Depois de dois anos refugiado na embaixada do Equador em Londres, o fundador do Wikileaks Julian Assange afirmou esta segunda-feira que vai deixar o edifício da embaixada “brevemente”. Não precisou quando nem porquê agora, mas disse que “provavelmente” não será pelas razões que a imprensa britânica tem estado a apontar – as últimas notícias apontam para o facto de o australiano estar mal de saúde e a precisar de tratamento.

Assange falava perante cerca de duas dezenas de jornalistas numa pequena sala na sede da embaixada equatoriana, acompanhado do ministro dos Negócios Estrangeiros do Equador, Ricardo Patino, que fez questão de reforçar que o país continuará a dar “proteção” ao criador do Wikileaks.

Julian Assange, de 43 anos, enfrenta acusações de abuso sexual na Suécia, para onde será extraditado assim que puser o pé fora da sede da embaixada equatoriana. O mandado de detenção foi emitido pela primeira vez em finais de 2010, mas no mês passado o tribunal de Estocolmo reiterou que ainda estava em vigor.

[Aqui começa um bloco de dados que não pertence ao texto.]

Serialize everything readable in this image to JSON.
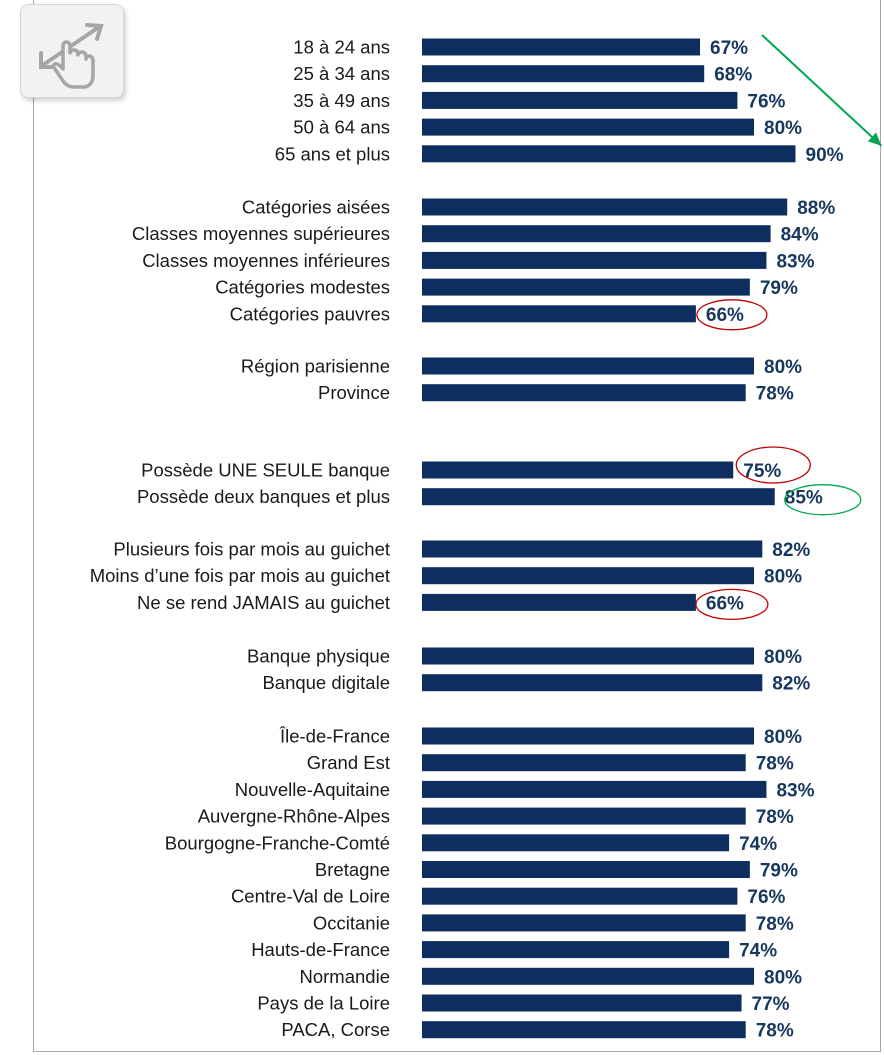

O australiano, que está refugiado na embaixada do Equador com asilo diplomático desde junho de 2012, nega todas as acusações de abuso sexual e teme que a extradição para a Suécia seja um pretexto para depois ser julgado nos EUA por espionagem, devido aos documentos confidenciais do Exército norte-americano que o Wikileaks divulgou a respeito da intervenção norte-americana no Afeganistão e no Iraque.

Durante o fim de semana foram publicadas na imprensa britânica notícias que davam conta de que os dois anos de refúgio tinham levado Assange a desenvolver um problema cardíaco e uma doença pulmonar crónica. Mas na conferência de imprensa desta segunda-feira Assange reiterou que estava pronto para sair “em breve”, mas “não pelas razões que a imprensa de Murdoch” apontava.

Ainda assim, quando questionado sobre o seu estado de saúde, o fundador do Wikileaks admitiu que estava mais débil, como seria de prever depois de tanto tempo confinado num espaço: a falta de luz do sol durante dois anos faria qualquer um “ter sérias dificuldades”, disse. Mas não aprofundou a questão.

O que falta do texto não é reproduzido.